FOR THE FIRST TIME SINCE SEPTEMBER 11, 2001, we visited New York City in mid-May to interview Anne Taylor, Managing Partner with Deloitte & Touche.
Even after the eight months since the tragic events, we were moved, seeing the landscape in person rather than through television images. “Ground Zero” was just a large hole in the ground, almost like a construction site, except for the surrounding buildings with boards and covers and the lone “cross” of fallen beams still standing. Signs and displays from elementary school classes, fire and police departments, and individuals around the world still remained on the fence around the neighboring church, though tattered and torn. The names of those who died were posted on a makeshift sign on the visitor platform, reminiscent of the Vietnam Memorial in Washington DC. People walked quietly, remembering, talking in hushed voices in many languages.

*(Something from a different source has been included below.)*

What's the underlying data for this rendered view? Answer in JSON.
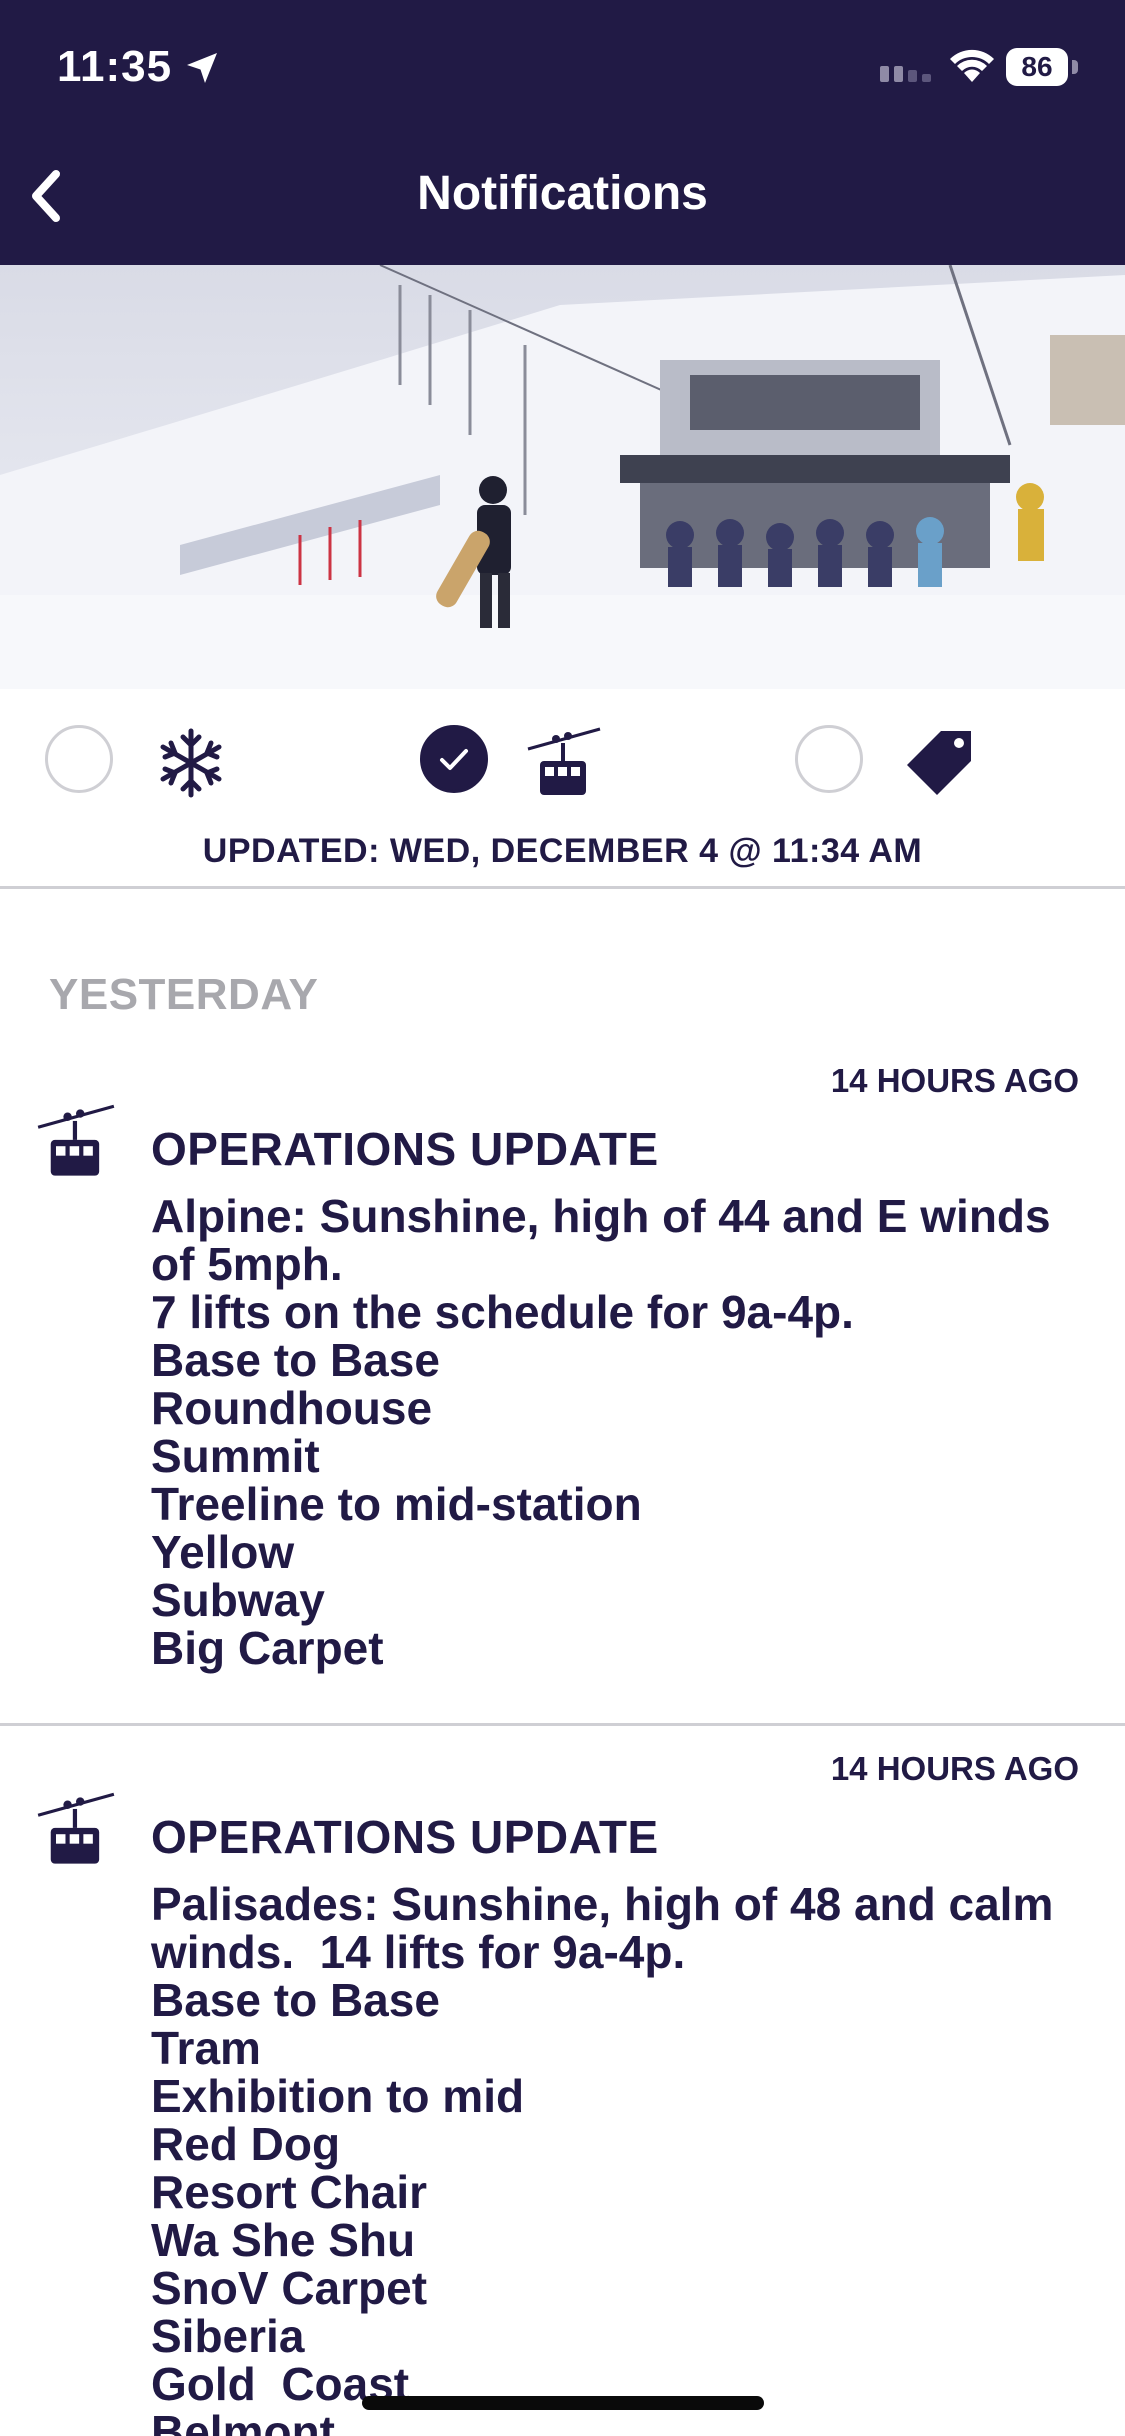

The Midtown and Times Square bustle went on as before, or almost. It was there we visited the Deloitte & Touche offices. We saw an unusual number of people in the reception area, but none of them seemed to be visitors. They were occupying each chair and table with their lap top computers and cell phones. More workers were using the conference rooms, copy rooms, and hallways. Small offices probably intended for one person had several people crowded together. These were employees who had been displaced from damaged buildings around the World Trade Center, thankful for any spot to work. Offices will be rebuilt and space will open up, but the old status symbols of office size, windows, and furniture, will likely never mean quite as much as they used to.

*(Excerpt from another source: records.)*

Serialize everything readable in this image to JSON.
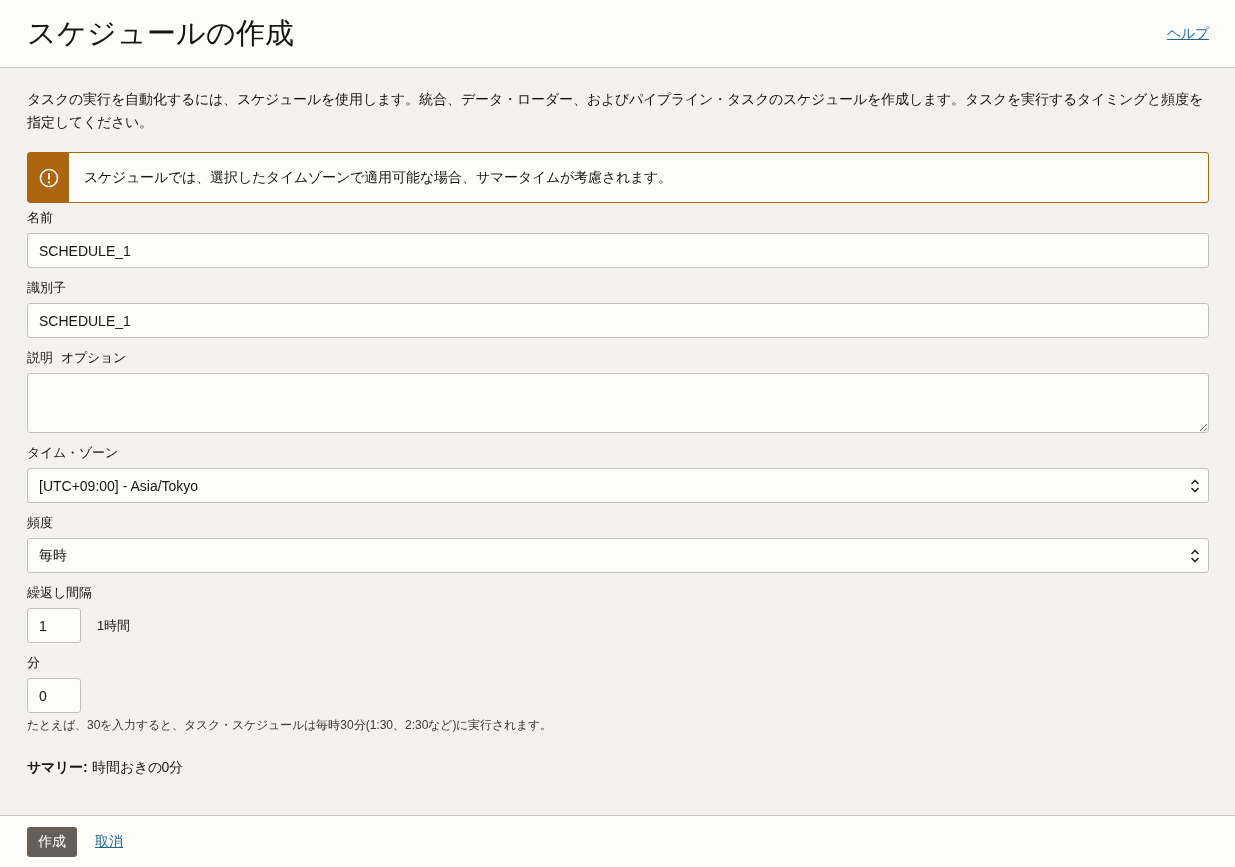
{
  "header": {
    "title": "スケジュールの作成",
    "help_link": "ヘルプ"
  },
  "intro": "タスクの実行を自動化するには、スケジュールを使用します。統合、データ・ローダー、およびパイプライン・タスクのスケジュールを作成します。タスクを実行するタイミングと頻度を指定してください。",
  "notice": {
    "kind": "warning",
    "text": "スケジュールでは、選択したタイムゾーンで適用可能な場合、サマータイムが考慮されます。"
  },
  "fields": [
    {
      "kind": "text",
      "label": "名前",
      "value": "SCHEDULE_1"
    },
    {
      "kind": "text",
      "label": "識別子",
      "value": "SCHEDULE_1"
    },
    {
      "kind": "textarea",
      "label": "説明",
      "optional_tag": "オプション"
    },
    {
      "kind": "select",
      "label": "タイム・ゾーン",
      "value": "[UTC+09:00] - Asia/Tokyo"
    },
    {
      "kind": "select",
      "label": "頻度",
      "value": "毎時"
    },
    {
      "kind": "number",
      "label": "繰返し間隔",
      "value": "1",
      "suffix": "1時間"
    },
    {
      "kind": "number",
      "label": "分",
      "value": "0",
      "hint": "たとえば、30を入力すると、タスク・スケジュールは毎時30分(1:30、2:30など)に実行されます。"
    }
  ],
  "summary": "**サマリー:** 時間おきの0分",
  "footer": {
    "create_button": "作成",
    "cancel_link": "取消"
  }
}
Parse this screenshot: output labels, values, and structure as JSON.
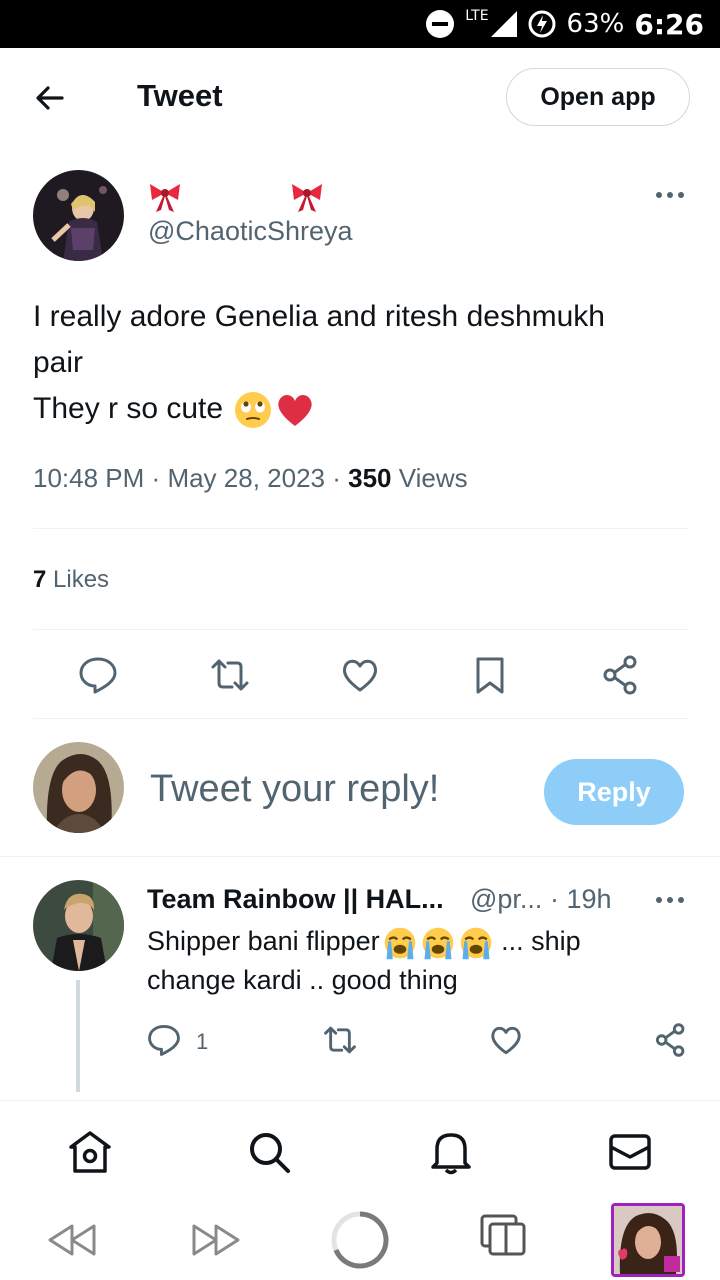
{
  "status_bar": {
    "network": "LTE",
    "battery": "63%",
    "time": "6:26"
  },
  "header": {
    "title": "Tweet",
    "open_app_label": "Open app"
  },
  "tweet": {
    "handle": "@ChaoticShreya",
    "text_lines": [
      "I really adore Genelia and ritesh deshmukh",
      "pair",
      "They r so cute"
    ],
    "time": "10:48 PM",
    "date": "May 28, 2023",
    "separator": "·",
    "views_count": "350",
    "views_label": "Views",
    "likes_count": "7",
    "likes_label": "Likes"
  },
  "composer": {
    "placeholder": "Tweet your reply!",
    "reply_label": "Reply"
  },
  "reply": {
    "name": "Team Rainbow || HAL...",
    "handle": "@pr...",
    "age": "· 19h",
    "text_line1": "Shipper bani flipper",
    "text_line1_suffix": " ... ship",
    "text_line2": "change kardi  .. good thing",
    "reply_count": "1"
  },
  "colors": {
    "accent_light": "#8ecdf8",
    "secondary_text": "#536471",
    "heart": "#e0245e"
  }
}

The ethical failures leading to the demise of Enron and Arthur Andersen followed closely on the heels of the terrorist attacks in New York. Together, these events tell us it is time to reflect on what is important in business. It is time once again to dust off the discussions of sound business ethics in an age of technology.
In addition to our usual features, this issue of Ethix (marking the completion of four years of publication, by the way) contains our first web site review. We plan to do more of this in the future. We also present a great essay on three things that can cause us to go off the “ethics track” in spite of our good intentions. The author is Jeff Van Duzer, who recently became dean of the School of Business and Economics at Seattle Pacific University after many years as managing partner of a Seattle law firm. We believe he makes a powerful, if sometimes uncomfortable, statement we should all consider.